Взрывы смеха свидетельствуют, что маркиз излагает окружающим очередной свой занимательный рассказ. То понизит голос почти до шепота, и тогда головы приблизятся к нему, сдвинутся в тесный кружок, то возвысит весело, и все откинутся опять, валясь со смеху, в разные стороны.

Маркиз – мужчина тучный, грузный, нельзя и ожидать от него особого проворства, легкости в движениях. И, однако, истории свои умеет он сопроводить такой лукавой мимикой, такой живой жестикуляцией! Без них потеряли бы они всякий интерес, и кто пытается потом их воспроизвести, терпит обычно полнейшее фиаско.

В балконную прибываем мы с графом Рудольфом и его друзьями в тот самый момент, когда история близка уже к кульминации. Знакомый со всеми Рудольф представляет своих товарищей, и после краткого обмена приветствиями рассказ продолжается.

– Но и после всех неудач и провалов Сен-Мишель наш не унывает. Не подвинув дела даже настолько, чтобы на глаза попасться малютке Петипа, хотя оно, впрочем, немного и сулит: куда уж нам с ним, этаким Адонисам (о, эта удобная форма злоречия: «нам с ним»!), – наследства же лишась еще до рождения, а на жалованье и на миртовый букетик не очень раскошелишься, – но кое в чем богом отнюдь не обиженный, здесь-то есть у него кое-что, на голову нянька его не уронила, – какой же он ход, как вы думаете, все-таки измыслил, дабы возле козочки своей резвоногой очутиться, ежечасно с нею беседовать, денно и нощно, так сказать, быть при ней?

– Ого! Не много ли захотел? – вскричал при слове «нощно» князь Иван – рослый, с военной выправкой господин: тот самый вельможа из северной державы, о котором заходила уже однажды речь.

– Ну?… Сто луидоров тому, кто отгадает!

– Бери себе и говори! – отозвался лорд Бэрлингтон, эксцентричный молодой англичанин, который спиной к остальной компании верхом сидел на стуле, вытянув свои длинные до неправдоподобия ноги.

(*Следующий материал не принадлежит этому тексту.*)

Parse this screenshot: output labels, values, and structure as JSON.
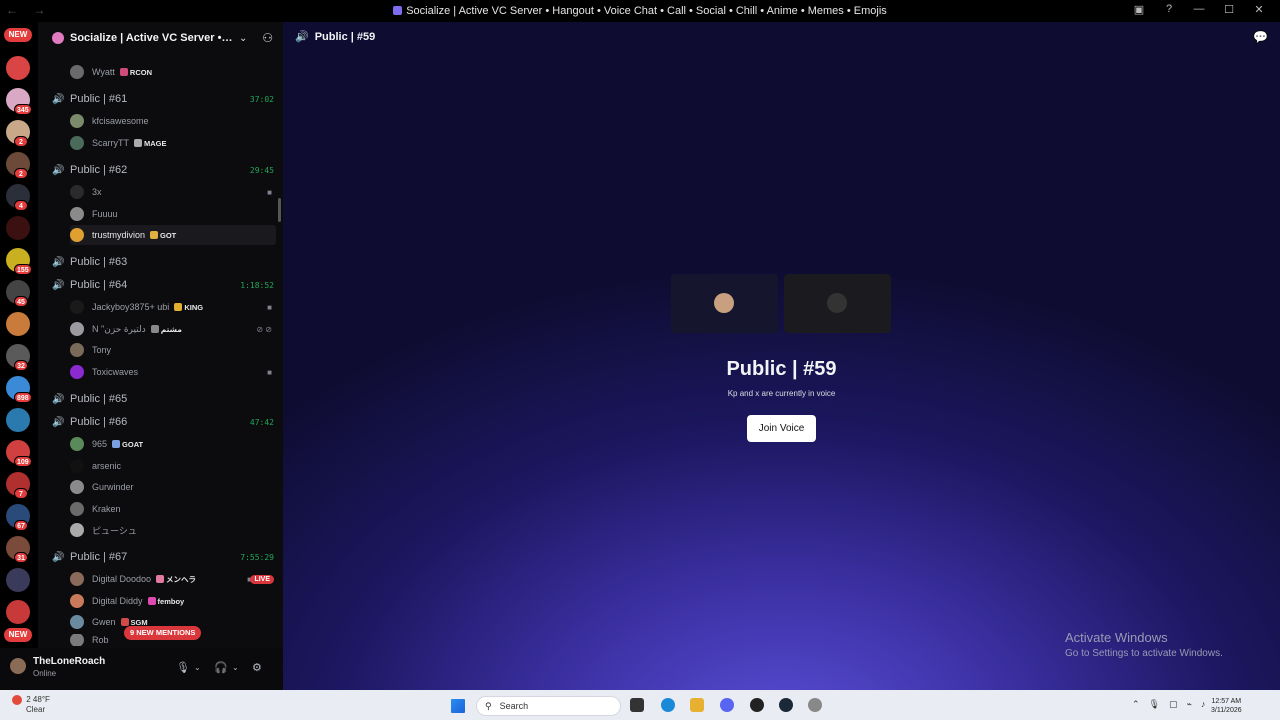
{
  "window": {
    "title": "Socialize | Active VC Server • Hangout • Voice Chat • Call • Social • Chill • Anime • Memes • Emojis"
  },
  "rail": {
    "new_top": "NEW",
    "new_bottom": "NEW",
    "counts": [
      "3",
      "345",
      "2",
      "2",
      "4",
      "155",
      "45",
      "32",
      "898",
      "109",
      "7",
      "67",
      "31",
      "1"
    ]
  },
  "server": {
    "name": "Socialize | Active VC Server • Han..."
  },
  "sidebar": {
    "partial_user": {
      "name": "Wyatt",
      "tag": "RCON"
    },
    "channels": [
      {
        "name": "Public | #61",
        "time": "37:02",
        "users": [
          {
            "name": "kfcisawesome",
            "tag": ""
          },
          {
            "name": "ScarryTT",
            "tag": "MAGE"
          }
        ]
      },
      {
        "name": "Public | #62",
        "time": "29:45",
        "users": [
          {
            "name": "3x",
            "tag": ""
          },
          {
            "name": "Fuuuu",
            "tag": ""
          },
          {
            "name": "trustmydivion",
            "tag": "GOT"
          }
        ]
      },
      {
        "name": "Public | #63",
        "time": "",
        "users": []
      },
      {
        "name": "Public | #64",
        "time": "1:18:52",
        "users": [
          {
            "name": "Jackyboy3875+ ubi",
            "tag": "KING"
          },
          {
            "name": "N \"دلتيرة حزن",
            "tag": "مشتم"
          },
          {
            "name": "Tony",
            "tag": ""
          },
          {
            "name": "Toxicwaves",
            "tag": ""
          }
        ]
      },
      {
        "name": "Public | #65",
        "time": "",
        "users": []
      },
      {
        "name": "Public | #66",
        "time": "47:42",
        "users": [
          {
            "name": "965",
            "tag": "GOAT"
          },
          {
            "name": "arsenic",
            "tag": ""
          },
          {
            "name": "Gurwinder",
            "tag": ""
          },
          {
            "name": "Kraken",
            "tag": ""
          },
          {
            "name": "ピューシュ",
            "tag": ""
          }
        ]
      },
      {
        "name": "Public | #67",
        "time": "7:55:29",
        "users": [
          {
            "name": "Digital Doodoo",
            "tag": "メンヘラ"
          },
          {
            "name": "Digital Diddy",
            "tag": "femboy"
          },
          {
            "name": "Gwen",
            "tag": "SGM"
          },
          {
            "name": "Rob",
            "tag": ""
          }
        ]
      }
    ],
    "live_label": "LIVE",
    "mentions_pill": "9 NEW MENTIONS"
  },
  "user_panel": {
    "name": "TheLoneRoach",
    "status": "Online"
  },
  "main": {
    "header_title": "Public | #59",
    "vc_title": "Public | #59",
    "vc_subtitle": "Kp and x are currently in voice",
    "join_label": "Join Voice"
  },
  "watermark": {
    "line1": "Activate Windows",
    "line2": "Go to Settings to activate Windows."
  },
  "taskbar": {
    "temperature": "48°F",
    "condition": "Clear",
    "search_placeholder": "Search",
    "time": "12:57 AM",
    "date": "3/11/2026",
    "weather_badge": "2"
  },
  "colors": {
    "voice_green": "#23a559",
    "badge_red": "#da373c",
    "main_gradient_center": "#5a4fd8"
  }
}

– Его лордство получше моих остроты отпускает, – рассмеялся маркиз. – Знает, что сотнями золотые у меня не водятся! Так вот, милый наш Сен-Мишель… лакеем нанялся к красотке-балерине.

– Ох! Ах! – раздались восклицания.

– Дуплетом ударил, значит, – констатировал лорд, сидя задом наперед. – Теперь и служаночками может поживиться.

– Fi donc! – возвысил кто-то и без того пронзительный, тонкий голос: граф Везекери из венгерских светских львов, долговязый юнец с детски пухлым лицом, который стоял, прислонясь с безвольным изяществом к балюстраде и руки свесив за нее. – Fi donc, перестаньте, вы просто фраппируете[110]меня. Что за скабрезности в нашем кругу!

– Нюхательной соли нет ли у кого? Графу, кажется, дурно! – воскликнул Дебри с иронией.

– Дальше, дальше, продолжайте, – поторопили другие.

– Так молодец-то лакеем стал у Петипа? – рассмеялся князь Иван. – Вот кто мне, значит, дверцу намедни отворял, когда я из кареты выходил, а я еще рубль сунул ему!

– И кто чаем залил мне весь редингот, – вставил лорд, – а я ему за это пощечину влепил.

– Ах, ах, – деликатно ужаснулся и впечатлительный мадьярский граф, – а я-то ей через него любовные записочки передавал…

– Ну, их он наверняка все в камин побросал! – засмеялся Дебри. – Но дайте же сказать, что дальше было, в чем самый-то смак.

– Тише! Слушайте!

– Так вот, отправляется крошка Петипа в один прекрасный день на рандеву в Булонский лес, – премиленькая там вилла у нее от щедрот господних…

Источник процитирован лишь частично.